Ünlü şovmen Mehmet Ali Erbil, çocukluk yıllarını anlatırken gözyaşlarını tutamadı. Annesi Yurdagül Eken ile ilişkisini anlatan Erbil, “Bize sahip çıkmadı. Üvey babam kirli çamaşırlarımı anneme yıkatmıyordu. Annemi bizi üvey babaya ezdirdiği için asla sevemedim” ifadelerini kullandı
Kaçış sendromu hastalığıyla mücadele eden ve kemik iliğindeki değişim nedeniyle kök hücre tedavisi görmeye başlayan ünlü şovmen Mehmet Ali Erbil, hakkında bilinmeyenleri anlattı.
Jülide Ateş’in sunduğu “40” adlı programa konuk olan Erbil, samimi açıklamalarda bulundu. Kötü günleri geride bırakan Erbil, zaman zaman gözyaşlarına hakim olamadı.
“ANNEMİ ASLA SEVEMEDİM”
İşte Mehmet Ali Erbil’in açıklamalarından öne çıkan kısımlar:
* 14 yaşıma geldiğimde, üvey baba beni ergen döneme girdiğim için evde istemedi. Annem de çaresiz kaldı, çok sevdiği için saygı duyuyorum, bize sahip çıkamadı. Film gibi… Üvey annem de abimi istemedi. ‘Bunlara bir yatılı okul bulalım, konservatuar olur’ dediler. İkimizi de konservatuar sınavlarına soktular, ben 14, abim 17 yaşındaydı…
* Kirli çamaşırlarımı anneme yıkatmıyordu üvey babam. Komşumuz vardı, ben komşumuza deterjan alırdım, komşumuz yıkardı benim çamaşırlarımı. Yatakhaneye gelirdim gece ağlardım, ‘Allahım ben hiç böyle olmayacağım. Ben hiç ayrılmayacağım, hiçbir zaman karımla ayrılmayacağım, böyle çocuklarım olmayacak benim’ derdim ama hiç dediğim olmadı. Dünya istediğin gibi sürmüyor. Bu arayıştan, bu sevgisizlikten 4 tane eşimden de ayrıldım, annemi sevemedim sonra. Bu benim hatam değil. Annemi bizi üvey babaya ezdirdiği için asla sevemedim.

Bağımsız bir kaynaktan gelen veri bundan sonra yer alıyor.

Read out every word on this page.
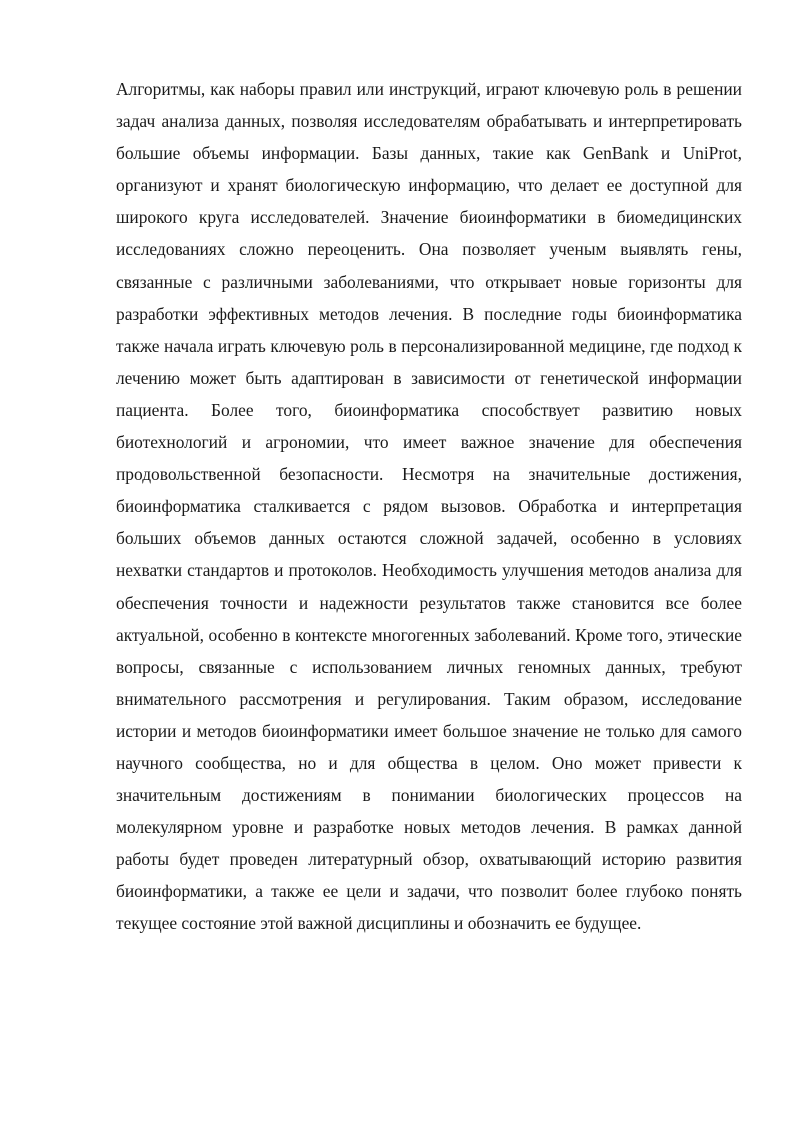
Алгоритмы, как наборы правил или инструкций, играют ключевую роль в решении задач анализа данных, позволяя исследователям обрабатывать и интерпретировать большие объемы информации. Базы данных, такие как GenBank и UniProt, организуют и хранят биологическую информацию, что делает ее доступной для широкого круга исследователей. Значение биоинформатики в биомедицинских исследованиях сложно переоценить. Она позволяет ученым выявлять гены, связанные с различными заболеваниями, что открывает новые горизонты для разработки эффективных методов лечения. В последние годы биоинформатика также начала играть ключевую роль в персонализированной медицине, где подход к лечению может быть адаптирован в зависимости от генетической информации пациента. Более того, биоинформатика способствует развитию новых биотехнологий и агрономии, что имеет важное значение для обеспечения продовольственной безопасности. Несмотря на значительные достижения, биоинформатика сталкивается с рядом вызовов. Обработка и интерпретация больших объемов данных остаются сложной задачей, особенно в условиях нехватки стандартов и протоколов. Необходимость улучшения методов анализа для обеспечения точности и надежности результатов также становится все более актуальной, особенно в контексте многогенных заболеваний. Кроме того, этические вопросы, связанные с использованием личных геномных данных, требуют внимательного рассмотрения и регулирования. Таким образом, исследование истории и методов биоинформатики имеет большое значение не только для самого научного сообщества, но и для общества в целом. Оно может привести к значительным достижениям в понимании биологических процессов на молекулярном уровне и разработке новых методов лечения. В рамках данной работы будет проведен литературный обзор, охватывающий историю развития биоинформатики, а также ее цели и задачи, что позволит более глубоко понять текущее состояние этой важной дисциплины и обозначить ее будущее.
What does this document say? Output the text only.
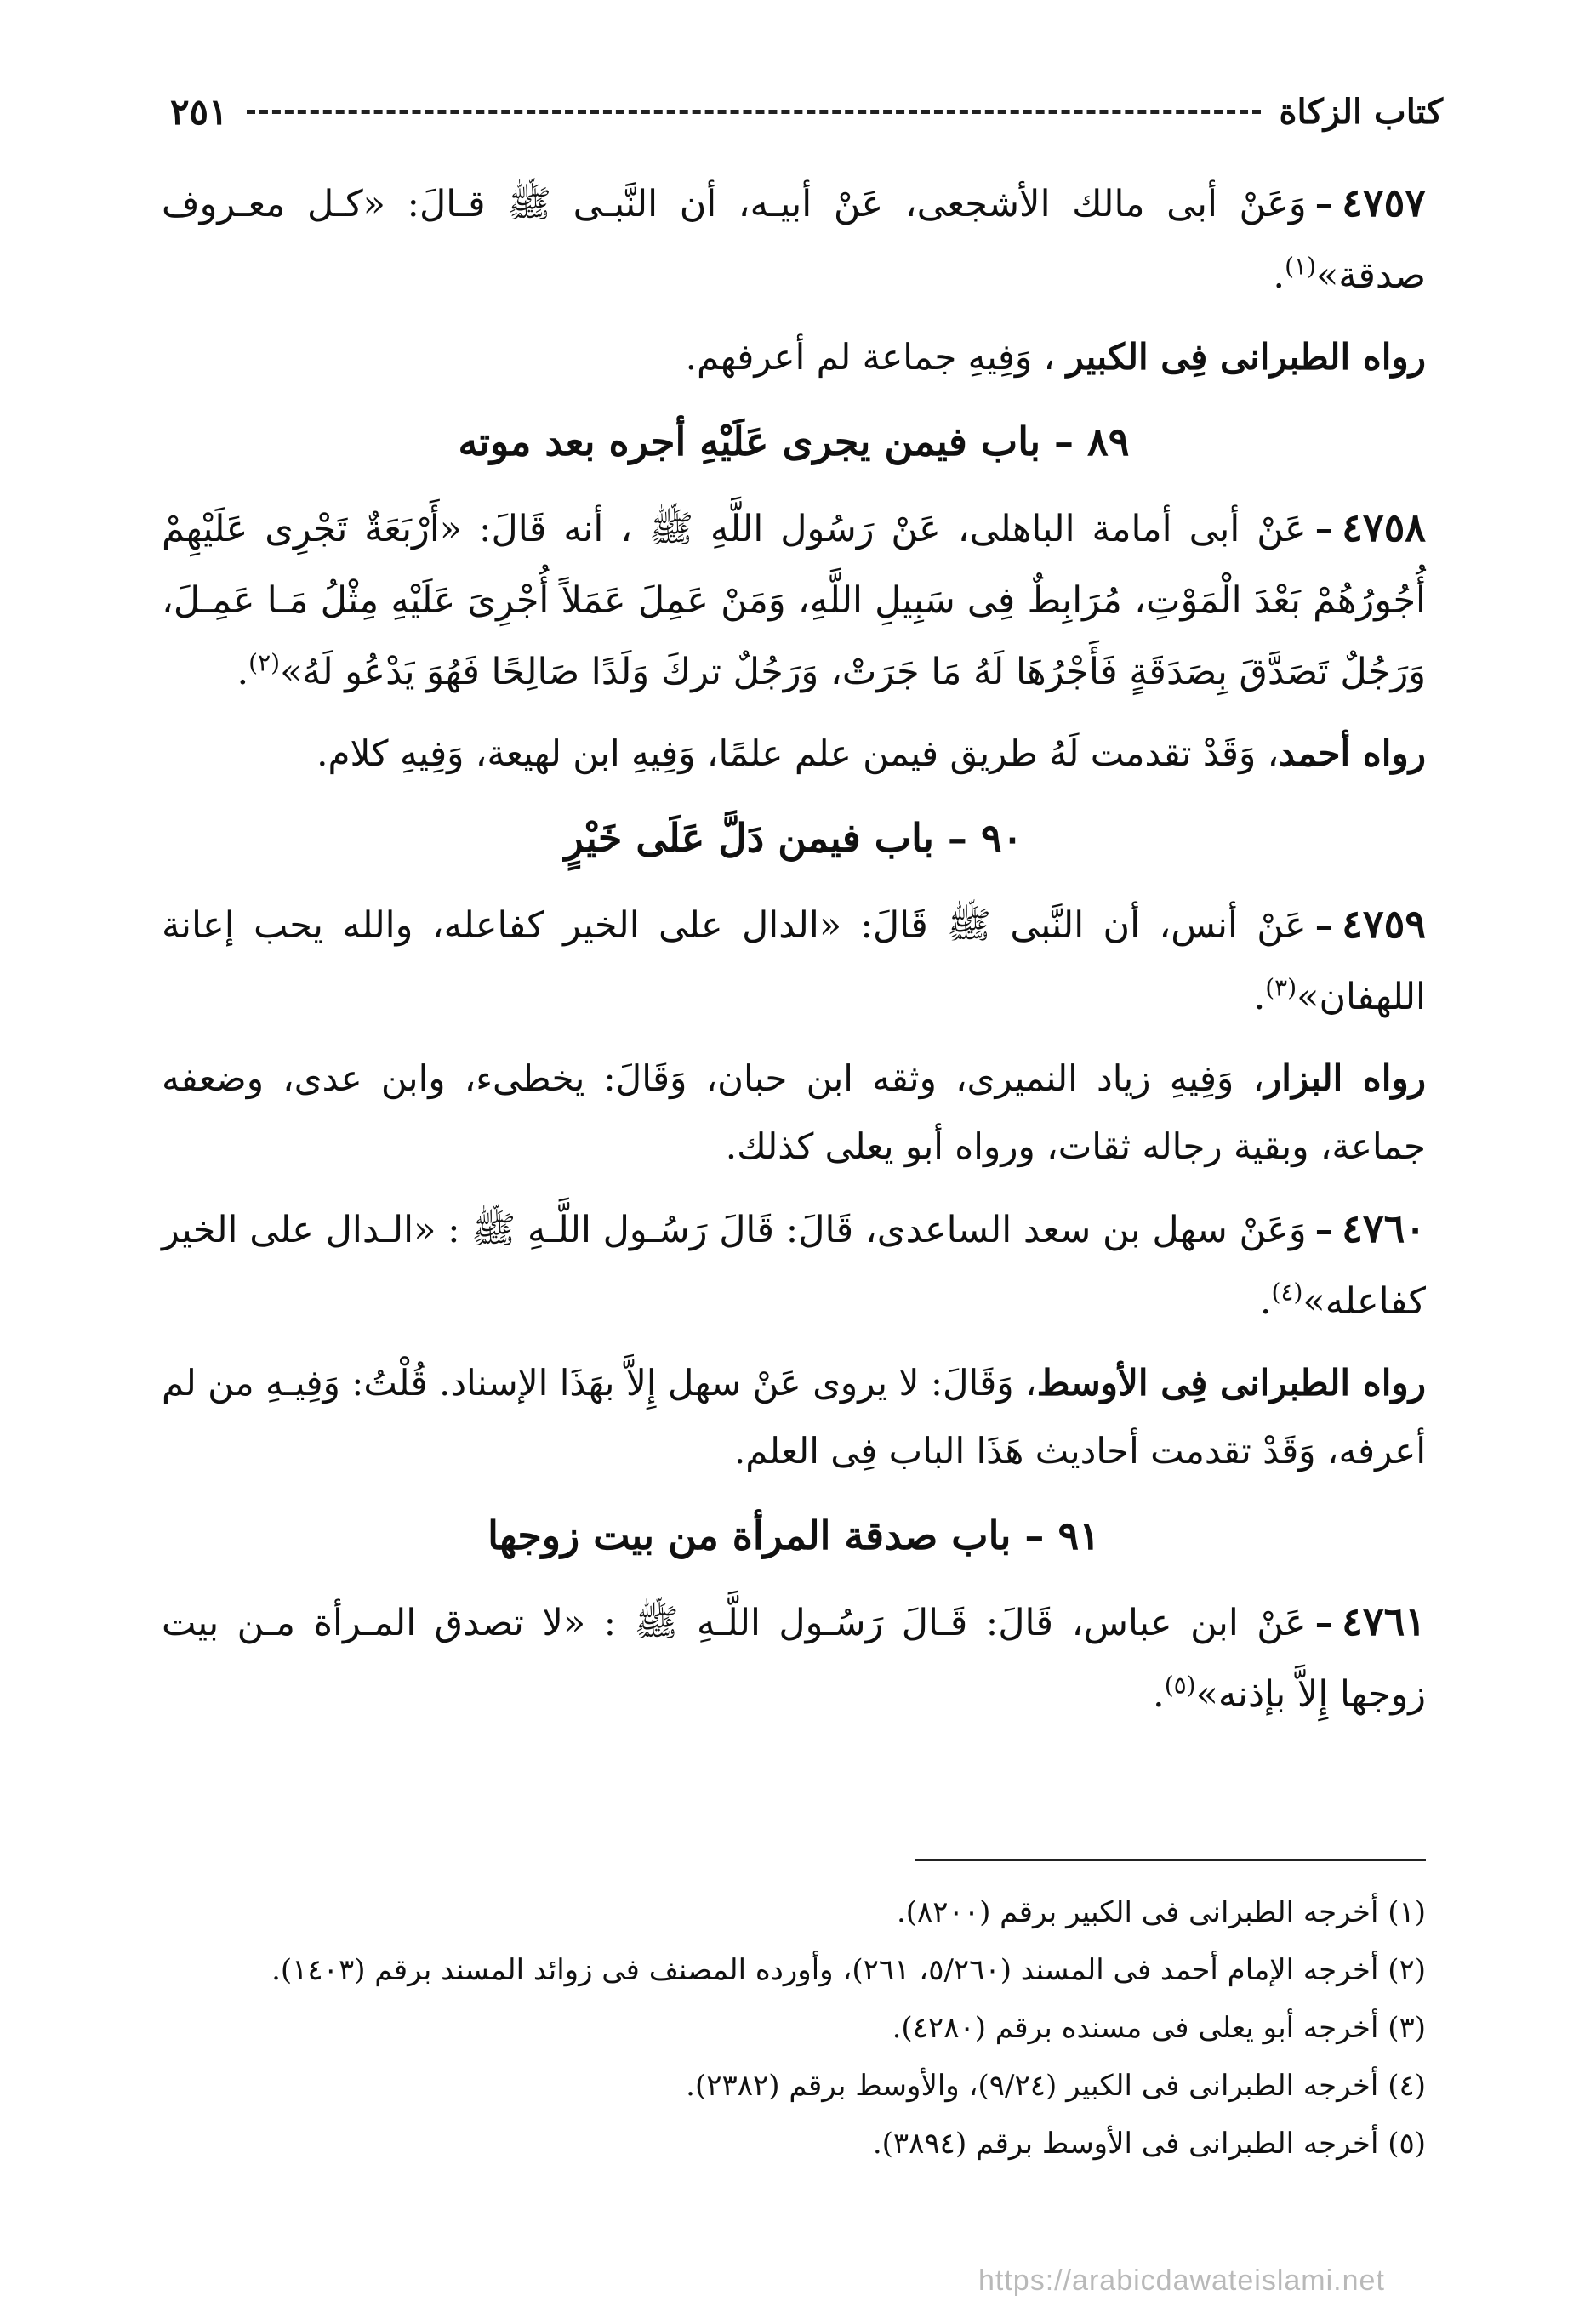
كتاب الزكاة
٢٥١

٤٧٥٧–وَعَنْ أبى مالك الأشجعى، عَنْ أبيـه، أن النَّبـى ﷺ قـالَ: «كـل معـروف صدقة»$^{(١)}$.

رواه الطبرانى فِى الكبير ، وَفِيهِ جماعة لم أعرفهم.

٨٩ – باب فيمن يجرى عَلَيْهِ أجره بعد موته

٤٧٥٨–عَنْ أبى أمامة الباهلى، عَنْ رَسُول اللَّهِ ﷺ ، أنه قَالَ: «أَرْبَعَةٌ تَجْرِى عَلَيْهِمْ أُجُورُهُمْ بَعْدَ الْمَوْتِ، مُرَابِطٌ فِى سَبِيلِ اللَّهِ، وَمَنْ عَمِلَ عَمَلاً أُجْرِىَ عَلَيْهِ مِثْلُ مَـا عَمِـلَ، وَرَجُلٌ تَصَدَّقَ بِصَدَقَةٍ فَأَجْرُهَا لَهُ مَا جَرَتْ، وَرَجُلٌ تركَ وَلَدًا صَالِحًا فَهُوَ يَدْعُو لَهُ»$^{(٢)}$.

رواه أحمد، وَقَدْ تقدمت لَهُ طريق فيمن علم علمًا، وَفِيهِ ابن لهيعة، وَفِيهِ كلام.

٩٠ – باب فيمن دَلَّ عَلَى خَيْرٍ

٤٧٥٩–عَنْ أنس، أن النَّبى ﷺ قَالَ: «الدال على الخير كفاعله، والله يحب إعانة اللهفان»$^{(٣)}$.

رواه البزار، وَفِيهِ زياد النميرى، وثقه ابن حبان، وَقَالَ: يخطىء، وابن عدى، وضعفه جماعة، وبقية رجاله ثقات، ورواه أبو يعلى كذلك.

٤٧٦٠–وَعَنْ سهل بن سعد الساعدى، قَالَ: قَالَ رَسُـول اللَّـهِ ﷺ : «الـدال على الخير كفاعله»$^{(٤)}$.

رواه الطبرانى فِى الأوسط، وَقَالَ: لا يروى عَنْ سهل إِلاَّ بهَذَا الإسناد. قُلْتُ: وَفِيـهِ من لم أعرفه، وَقَدْ تقدمت أحاديث هَذَا الباب فِى العلم.

٩١ – باب صدقة المرأة من بيت زوجها

٤٧٦١–عَنْ ابن عباس، قَالَ: قَـالَ رَسُـول اللَّـهِ ﷺ : «لا تصدق المـرأة مـن بيت زوجها إِلاَّ بإذنه»$^{(٥)}$.

(١) أخرجه الطبرانى فى الكبير برقم (٨٢٠٠).

(٢) أخرجه الإمام أحمد فى المسند (٥/٢٦٠، ٢٦١)، وأورده المصنف فى زوائد المسند برقم (١٤٠٣).

(٣) أخرجه أبو يعلى فى مسنده برقم (٤٢٨٠).

(٤) أخرجه الطبرانى فى الكبير (٩/٢٤)، والأوسط برقم (٢٣٨٢).

(٥) أخرجه الطبرانى فى الأوسط برقم (٣٨٩٤).

https://arabicdawateislami.net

“ÇOCUKLARIMIN HAYATINI GARANTİYE ALDIM”
* Kumar hiçbir şeye mal olmadı. Ne bir ev, ne bir araba kaybettim kumarda. Sahneye çıkardım, onun ücretini alırdım, ayrıca bana orada oyun oynamam için para, fiş verirlerdi, onunla oynardım, kaybedersem bırakırdım. Hiçbir zaman için ‘Evimi satayım, arabamı satayım, bağımlı olayım’; hiçbir şeyim olmadı. Çünkü arkada çoluğum çocuğum var. Evlerim barklarım olmazdı, ben ölmeden çocuklarımın her birinin evi var, her birinin hayatını garanti ettim.
KARDEŞİME ‘FİŞİMİ ÇEK’ DEDİM!”
* 9 ay hastanede kaldım, 6 ayı yoğun bakımdaydı, kız kardeşim başımdaydı. Duyuyordum, ‘Kurtulma şansı yok’ diyorlardı. Kardeşime ‘Bitkisel hayata girersem fişimi çek, yaşamak istemiyorum, yaşayamam. Bütün Türkiye beni severken, izlemişken, benim fişimi çek, bu benim sözüm ne olur’ dedim. ‘Abi hiç merak etme’ dedi, kabullendi gibiydi nerdeyse… O dönemi çok geçirdim. Normal insan 2 hafta yatakta yatsa, yürüme problemi oluyor, kaslarını kaybediyor, ben 9 ay yattım yatakta. Bu hayat benim için ikinci bir hayat. Allah beni sevenlerime, çocuklarıma bağışladı.